La mission des CJ du Québec est de voir principalement à l’application de la Loi sur la protection de la jeunesse (LPJ), de la Loi sur le système de justice pénale pour les adolescents (LSJPA) et des dispositions législatives en matière d’adoption, d’expertise psycholégale et de médiation (impliquant la garde d’enfants). Leur mandat couvre également l’hébergement et la réadaptation des jeunes en difficulté. Ils disposent d’un effectif de plus de 14 000 employés : intervenants et gestionnaires cliniques de formations variées, cadres et personnels administratifs et de soutien.

 

L’Association des centres jeunesse (ACJQ), aussi créée en 1993, assure la représentation des CJ au niveau provincial et national. Elle favorise également la mise en commun et la concertation en matière de normes, de compétences, de politiques, de développement des ressources humaines et d’orientations stratégiques. L’ACJQ voit par ailleurs à soutenir l’établissement de partenariats utiles aux services destinés aux jeunes en difficulté et à promouvoir de meilleures pratiques.

 

Évolution de la clientèle des centres jeunesse – quelques chiffres

Les CJ interviennent auprès de « jeunes en difficulté », dont la sécurité et le développement sont compromis ou qui ont commis des délits. En 2010-2011, ils sont intervenus auprès de plus de 117 600 enfants et adolescents, et ce, le plus souvent en maintenant les enfants dans leur milieu familial. Le placement est en effet une mesure d’exception. On compte environ 2 800 jeunes hébergés en centres de réadaptation et en ressources intermédiaires et quelque 6 500 en famille d’accueil en vertu de la LPJ. En 2010-2011, plus de 2 000 enfants ont été confiés à des proches dans leur entourage.

 

Entre 1993 et 2011, le nombre de signalements reçus à la Direction de la protection de la jeunesse est passé de 52 200 à près de 76 500, ce qui constitue une augmentation de 47 %. Cette hausse est particulièrement préoccupante si l’on tient compte du fait que le segment des jeunes âgés entre 0 à 17 ans dans la population québécoise est en nette décroissance.
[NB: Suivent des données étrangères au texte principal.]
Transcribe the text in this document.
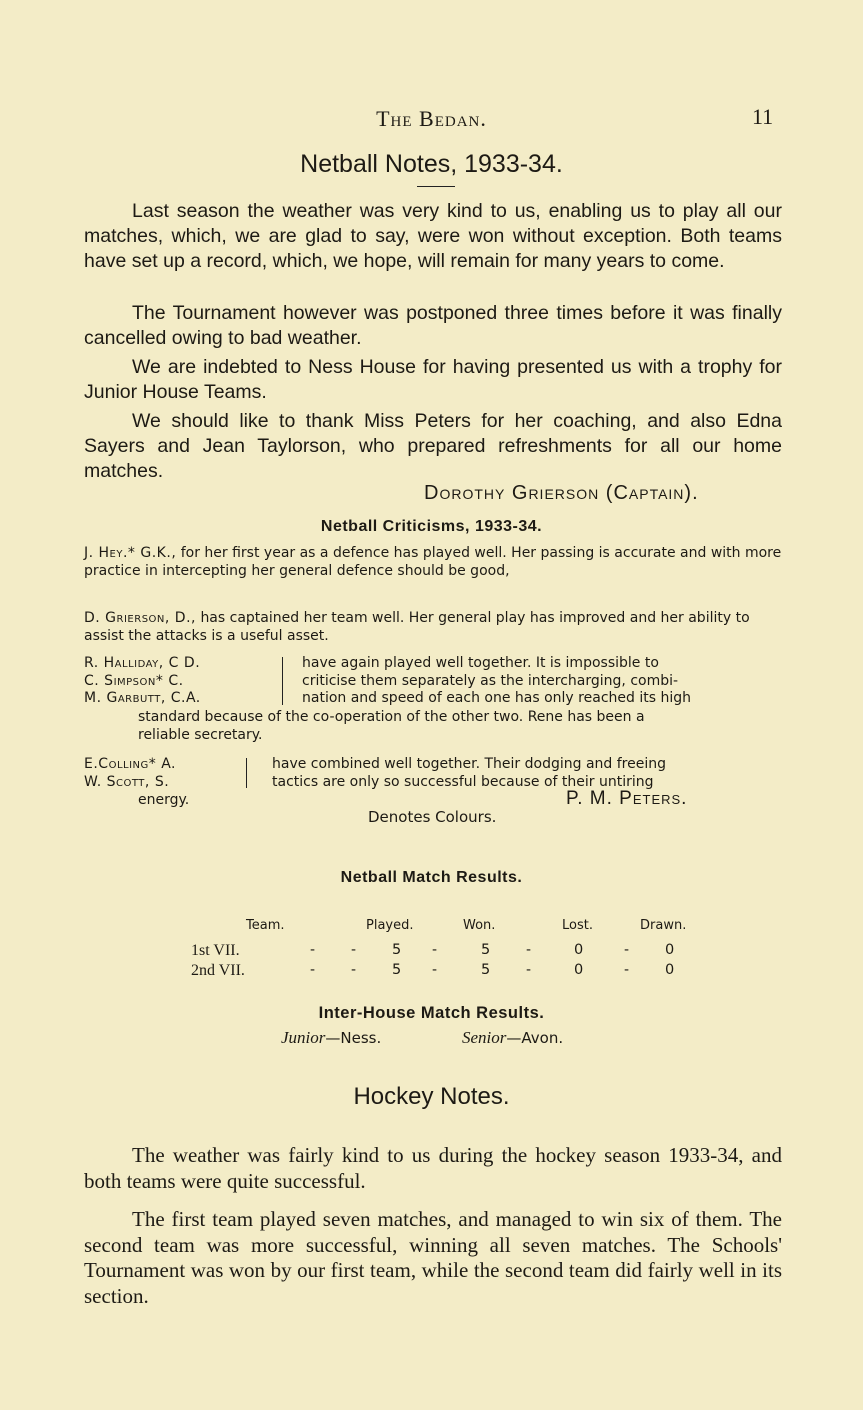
The Bedan.	11
Netball Notes, 1933-34.
Last season the weather was very kind to us, enabling us to play all our matches, which, we are glad to say, were won without exception. Both teams have set up a record, which, we hope, will remain for many years to come.
The Tournament however was postponed three times before it was finally cancelled owing to bad weather.
We are indebted to Ness House for having presented us with a trophy for Junior House Teams.
We should like to thank Miss Peters for her coaching, and also Edna Sayers and Jean Taylorson, who prepared refreshments for all our home matches.
Dorothy Grierson (Captain).
Netball Criticisms, 1933-34.
J. Hey.* G.K., for her first year as a defence has played well. Her passing is accurate and with more practice in intercepting her general defence should be good,
D. Grierson, D., has captained her team well. Her general play has improved and her ability to assist the attacks is a useful asset.
R. Halliday, C D.
C. Simpson* C.
M. Garbutt, C.A.
have again played well together. It is impossible to
criticise them separately as the intercharging, combi-
nation and speed of each one has only reached its high
standard because of the co-operation of the other two. Rene has been a
reliable secretary.
E.Colling* A.
W. Scott, S.
have combined well together. Their dodging and freeing
tactics are only so successful because of their untiring
energy.	P. M. Peters.
Denotes Colours.
Netball Match Results.
Team.	Played.	Won.	Lost.	Drawn.
1st VII.	-	- 5 -	5	-	0	- 0
2nd VII.	-	- 5 -	5	-	0	- 0
Inter-House Match Results.
Junior—Ness.	Senior—Avon.
Hockey Notes.
The weather was fairly kind to us during the hockey season 1933-34, and both teams were quite successful.
The first team played seven matches, and managed to win six of them. The second team was more successful, winning all seven matches. The Schools' Tournament was won by our first team, while the second team did fairly well in its section.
Depuis 1993, la population des 0-17 ans a en effet diminué, passant de 1,69 million à 1,48 million.

 

Il importe de préciser que l’augmentation du nombre de signalements n’est sans doute pas attribuable uniquement à la violence à l’égard des enfants. Elle doit être évaluée dans le contexte d’autres facteurs, notamment le niveau d’intolérance plus élevé de la société québécoise face à la maltraitance envers les enfants et une plus grande confiance à l’égard des services de protection. Il n’en demeure pas moins, toutefois, que certaines études(1) démontrent que le taux d’enfants victimes d’infraction contre la personne, au Québec, a significativement augmenté entre 1997 et 2004.

 

Par ailleurs, on constate en matière de délinquance une diminution quasi constante des adolescents pris en charge par les CJ depuis les années 1990. Les statistiques de la Sécurité publique indiquent en effet que, de façon générale, le taux de jeunes âgés entre 12 et 17 ans interpellés par les policiers suit la tendance décroissante de ce groupe d’âge dans la population québécoise.

 

Au Québec, le Directeur de la protection de la jeunesse (DPJ) assume aussi les fonctions de Directeur provincial dans le cadre de l’application de la LSJPA. Il a donc le mandat de responsabiliser et de réadapter des adolescents qui ont commis des délits. Le nombre de situations référées au directeur provincial, tant pour des évaluations/orientations dans le cadre de sanctions extrajudiciaires que dans le cadre de l’application d’une peine ordonnée par le Tribunal de la jeunesse, ont considérablement diminué durant les deux dernières décennies. Entre 1998-1999 et 2010-2011, les évaluations/orientations réalisées par les CJ dans le cadre de la LSJPA sont passées de 11 844 à 6 009. Le nombre de peines dans la communauté impliquant le DPJ et celui des peines avec mise sous garde ont aussi connu des baisses importantes, passant respectivement de 15 163 à 4 158 et de 2 459 à 995.

 

Les modifications législatives et réformes en matière de délinquance mises en place par le gouvernement fédéral depuis 1993 ont eu notamment pour effet d’introduire des principes de détermination de la peine se rapprochant de ceux appliqués aux adultes et qui sont fondés sur la proportionnalité entre la peine et la gravité du délit. Cette approche entre en contradiction avec les principes du modèle québécois, qui préconise que l’adolescent contrevenant reçoive la bonne mesure au bon moment, et ce, à partir d’une évaluation différentielle permettant de prendre en compte tant ses capacités de changement que le niveau de risques qu’il présente.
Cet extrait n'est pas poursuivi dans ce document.